«El verano de 1891, excepcionalmente cálido, provocó la sequía. El hambre azotó cruelmente a varias provincias, dejando una secuela de epidemias. Esta calamidad sacudió a todo el país. Mientras la muerte despoblaba los campos, los habitantes de las ciudades temblaban por su suerte. Las masas campesinas, hambrientas y desesperadas, eran capaces de invadir las ciudades y saquear las casas de los habitantes. Numerosas propiedades rurales habían sido ya incendiadas y devastadas. El Gobierno, tomado por sorpresa, era incapaz de hacer frente a la situación y decretaba medidas inoperantes. A la iniciativa privada se debió la organización de los socorros. En todas partes se formaron comités, se hicieron colectas, se organizaron envíos de víveres y se crearon equipos sanitarios. Los intelectuales dieron un apoyo ferviente a esta obra de salvamento. Incluso los elementos más avanzados, los más hostiles al régimen, aceptaron, ante una calamidad sin precedentes, practicar una especie de tregua política y trabajar en los comités locales de los populistas con los reaccionarios más empedernidos.

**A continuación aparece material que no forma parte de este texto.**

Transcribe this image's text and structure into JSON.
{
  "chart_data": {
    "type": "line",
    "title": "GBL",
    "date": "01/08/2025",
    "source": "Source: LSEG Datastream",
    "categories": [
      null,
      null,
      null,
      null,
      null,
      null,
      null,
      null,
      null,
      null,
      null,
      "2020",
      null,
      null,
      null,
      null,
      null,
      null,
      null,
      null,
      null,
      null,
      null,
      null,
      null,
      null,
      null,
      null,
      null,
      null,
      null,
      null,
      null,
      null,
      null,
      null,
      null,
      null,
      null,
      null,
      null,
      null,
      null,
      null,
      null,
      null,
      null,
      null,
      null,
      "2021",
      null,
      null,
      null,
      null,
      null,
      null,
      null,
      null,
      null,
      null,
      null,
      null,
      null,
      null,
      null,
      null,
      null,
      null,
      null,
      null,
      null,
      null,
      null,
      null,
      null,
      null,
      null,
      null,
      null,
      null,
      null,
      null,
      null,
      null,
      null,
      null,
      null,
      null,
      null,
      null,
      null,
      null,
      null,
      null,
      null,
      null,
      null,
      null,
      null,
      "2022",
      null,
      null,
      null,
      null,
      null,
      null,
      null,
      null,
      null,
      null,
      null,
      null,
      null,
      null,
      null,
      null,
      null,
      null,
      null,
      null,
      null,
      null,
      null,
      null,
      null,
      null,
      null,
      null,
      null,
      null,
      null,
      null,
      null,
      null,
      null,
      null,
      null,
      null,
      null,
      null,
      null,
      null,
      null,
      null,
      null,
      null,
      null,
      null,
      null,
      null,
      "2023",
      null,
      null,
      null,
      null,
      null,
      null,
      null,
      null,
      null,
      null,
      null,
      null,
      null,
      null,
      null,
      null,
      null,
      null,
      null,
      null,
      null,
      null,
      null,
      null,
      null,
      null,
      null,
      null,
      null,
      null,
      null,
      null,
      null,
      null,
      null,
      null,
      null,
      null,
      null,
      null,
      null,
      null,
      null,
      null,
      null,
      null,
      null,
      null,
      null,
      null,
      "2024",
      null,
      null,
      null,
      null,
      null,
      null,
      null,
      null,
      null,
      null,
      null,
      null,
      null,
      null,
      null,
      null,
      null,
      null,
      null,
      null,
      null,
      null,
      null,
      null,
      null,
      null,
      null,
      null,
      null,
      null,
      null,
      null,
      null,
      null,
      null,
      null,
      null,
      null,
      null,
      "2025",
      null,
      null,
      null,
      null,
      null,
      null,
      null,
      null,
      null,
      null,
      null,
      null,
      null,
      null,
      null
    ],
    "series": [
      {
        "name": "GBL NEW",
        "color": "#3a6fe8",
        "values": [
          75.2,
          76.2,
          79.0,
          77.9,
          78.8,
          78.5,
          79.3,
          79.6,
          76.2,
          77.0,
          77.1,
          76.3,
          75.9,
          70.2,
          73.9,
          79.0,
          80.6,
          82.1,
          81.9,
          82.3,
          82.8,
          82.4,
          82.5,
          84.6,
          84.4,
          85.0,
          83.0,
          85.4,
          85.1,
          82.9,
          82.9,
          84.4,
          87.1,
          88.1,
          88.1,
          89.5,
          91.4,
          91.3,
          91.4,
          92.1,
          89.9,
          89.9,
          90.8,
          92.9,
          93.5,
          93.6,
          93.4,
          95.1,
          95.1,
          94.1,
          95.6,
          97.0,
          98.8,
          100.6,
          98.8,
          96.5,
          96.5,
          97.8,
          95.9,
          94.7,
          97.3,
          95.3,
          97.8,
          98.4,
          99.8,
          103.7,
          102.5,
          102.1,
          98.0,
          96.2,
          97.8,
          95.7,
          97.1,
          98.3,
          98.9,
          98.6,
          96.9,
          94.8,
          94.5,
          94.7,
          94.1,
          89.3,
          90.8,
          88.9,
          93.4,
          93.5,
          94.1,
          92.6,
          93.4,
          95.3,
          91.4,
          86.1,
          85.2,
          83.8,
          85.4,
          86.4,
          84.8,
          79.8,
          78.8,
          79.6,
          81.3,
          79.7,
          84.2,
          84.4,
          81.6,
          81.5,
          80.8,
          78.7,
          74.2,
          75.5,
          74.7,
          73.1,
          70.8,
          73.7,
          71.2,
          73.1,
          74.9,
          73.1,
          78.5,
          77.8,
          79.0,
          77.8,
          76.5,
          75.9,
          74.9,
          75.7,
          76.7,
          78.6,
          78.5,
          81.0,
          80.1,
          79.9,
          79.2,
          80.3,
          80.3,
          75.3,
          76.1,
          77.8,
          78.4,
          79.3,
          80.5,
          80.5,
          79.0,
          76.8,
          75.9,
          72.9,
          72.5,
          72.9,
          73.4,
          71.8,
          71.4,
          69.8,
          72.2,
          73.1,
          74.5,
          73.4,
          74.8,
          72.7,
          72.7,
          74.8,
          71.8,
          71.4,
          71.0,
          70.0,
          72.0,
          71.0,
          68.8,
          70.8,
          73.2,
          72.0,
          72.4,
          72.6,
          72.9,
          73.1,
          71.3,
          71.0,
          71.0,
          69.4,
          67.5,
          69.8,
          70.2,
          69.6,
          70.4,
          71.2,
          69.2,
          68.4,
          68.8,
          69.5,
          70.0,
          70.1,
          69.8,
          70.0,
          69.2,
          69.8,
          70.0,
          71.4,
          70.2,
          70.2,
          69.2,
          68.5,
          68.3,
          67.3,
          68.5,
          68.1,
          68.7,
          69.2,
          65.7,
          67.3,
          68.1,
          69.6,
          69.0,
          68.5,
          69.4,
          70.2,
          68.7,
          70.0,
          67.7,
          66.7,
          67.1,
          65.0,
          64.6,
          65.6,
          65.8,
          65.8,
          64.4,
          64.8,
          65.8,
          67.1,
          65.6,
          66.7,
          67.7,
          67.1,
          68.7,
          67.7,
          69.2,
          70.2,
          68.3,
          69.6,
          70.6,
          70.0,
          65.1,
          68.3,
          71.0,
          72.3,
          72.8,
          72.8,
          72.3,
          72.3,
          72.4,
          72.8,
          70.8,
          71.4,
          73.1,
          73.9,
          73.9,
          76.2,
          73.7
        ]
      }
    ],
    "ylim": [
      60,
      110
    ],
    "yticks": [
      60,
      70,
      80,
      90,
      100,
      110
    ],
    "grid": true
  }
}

Un Comité de ese género se había formado en Samara. Lo mismo que en las demás partes, se llegó a una especie de unión sagrada entre los representantes de las tendencias políticas radicalmente opuestas. ¿Qué haría Ulianov? Su hermana Ana había aceptado trabajar en un dispensario y cuidar enfermos. El se negó categóricamente a adherirse al Comité local y empezó contra éste una campaña sistemática entre los miembros de los cenáculos clandestinos con los cuales estaba en contacto. No consiguió adeptos. Únicamente le siguió sin vacilar una «sospechosa» recientemente llegada y que profesaba una admiración ilimitada al joven maestro.
¿Cómo podía justificarse en Ulianov esta actitud de irreductible hostilidad a una empresa que parecía inspirada en la más elemental humanidad? Se mostraba sencillamente consecuente y lógico, fiel a la idea fundamental de la doctrina marxista. Estimaba que toda esa actividad, que no era sino filantropía pura y simple, representaba sólo un paliativo destinado más a agravar el mal que a aliviarlo. Ayudar al régimen a vencer el terrible azote era contribuir a su consolidación, cuando precisamente esta catástrofe revelaba rotundamente la imprevisión del Gobierno zarista, su incapacidad, y favorecía la difusión de las ideas revolucionarias entre los campesinos. Por otra parte, un revolucionario que renuncia a su tarea de militante y que se pone a trabajar codo con codo con los opresores del pueblo, no hace más que debilitar las filas del ejército de la Revolución y aumentar el número de los servidores de la reacción.»
Fuente: Lenin, Gérard Walter (1950). Pág 39-40.